According to Peter Buerhaus, co-author of the Health Affairs study and assistant dean of Vanderbilt School of Nursing, nursing care in U.S. hospitals has reached a critical shortage (the worst in 50 years) and will be especially hard on the country since just as there are fewer nurses, the population is aging and in need of more medical care.

"Today, we have a cruel and unfortunate development,? Buerhaus said. "Our current work force will get older and older and retire in large numbers in the next decade just as we see the aging of baby boomers, all 80 million of them, beginning to turn 65 and consuming more health care." The first successful lawsuit for negligence due to the nursing shortage was filed against Wesley Hospital (Wichita, Kansas) by the daughter of Shirley Keck. Keck, 61, was admitted to the Wesley Hospital Emergency Room with trouble breathing. ER doctors suspected Keck had pneumonia, and admitted her.

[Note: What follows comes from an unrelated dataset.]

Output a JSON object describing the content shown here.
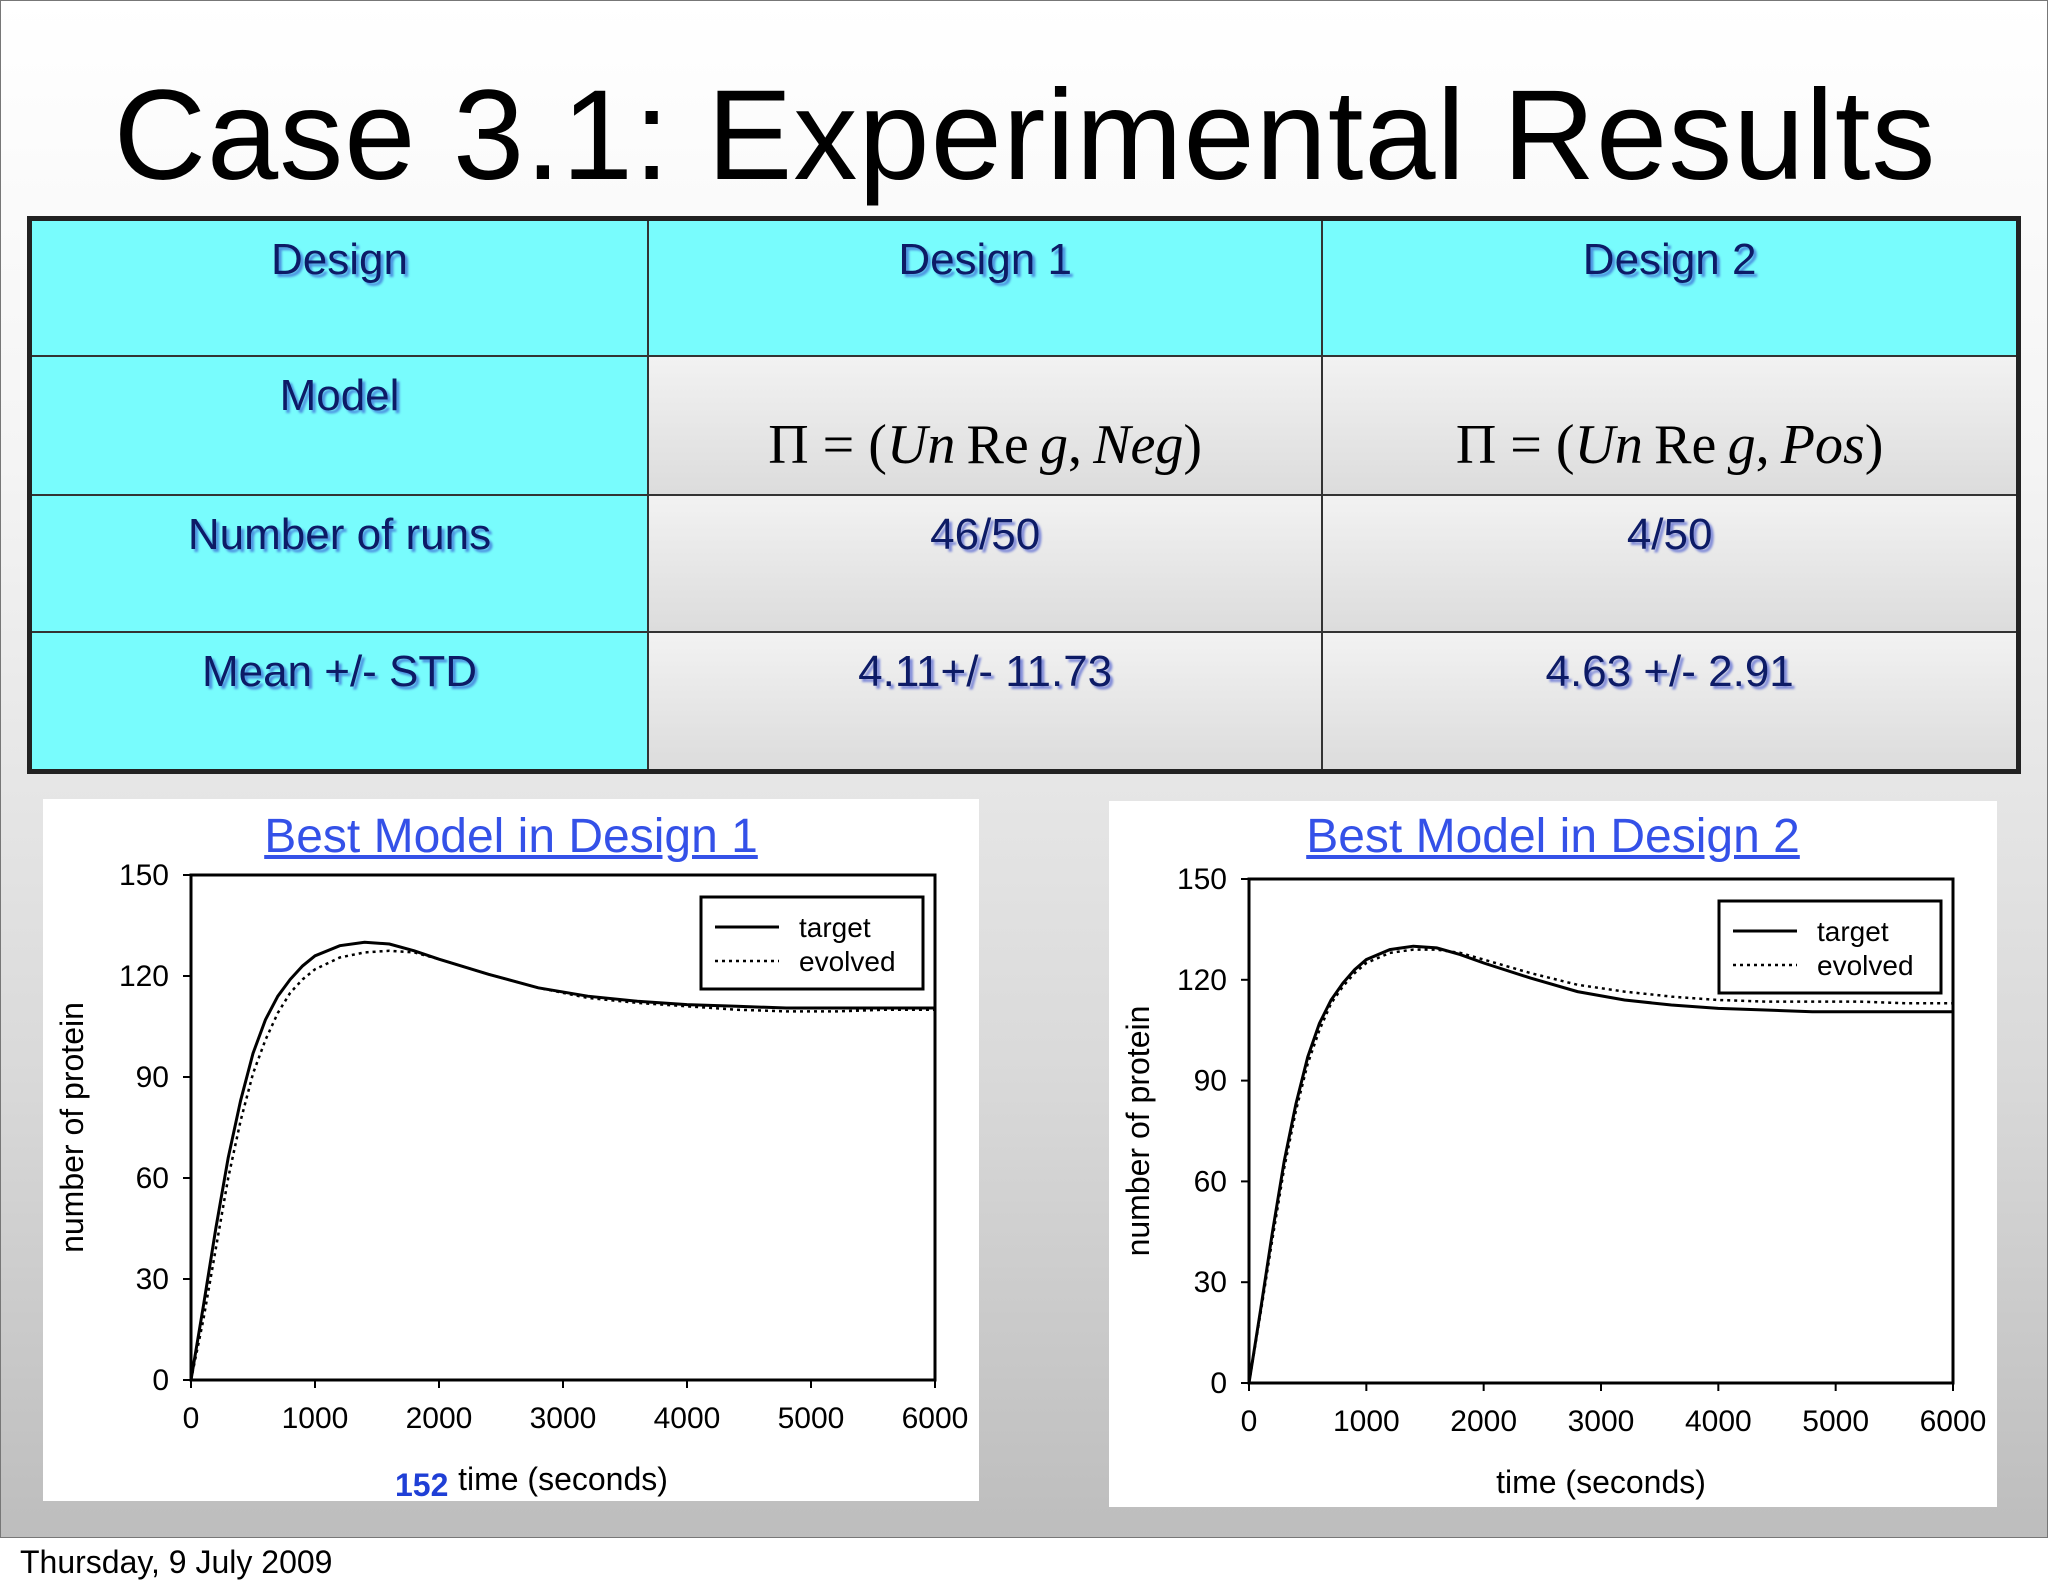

After admittance, Keck continued to worsen with increasingly belabored breathing, but her nurse didn't have time to check up on her until she deteriorated to the point she required resuscitation. The woman's nurse was stretched too thin, caring for 20 patients (exceeding even Wesley Hospital guidelines for patient-to-nurse ratio). It was then revealed that Keck did not have pneumonia, as originally assumed, but was having a heart attack which filled her lungs with fluid. Because she didn't get immediate attention, she was paralyzed and suffered other brain damage. Her family won $2.7 million from the hospital.

The problem is, even once hospitals realize the benefits of hiring a larger nursing staff, the nursing shortage will still be an issue until nursing schools are able to accept more students. Many thousands of applicants to nursing programs had to be rejected by schools because of limited funds, faculties, and laboratories.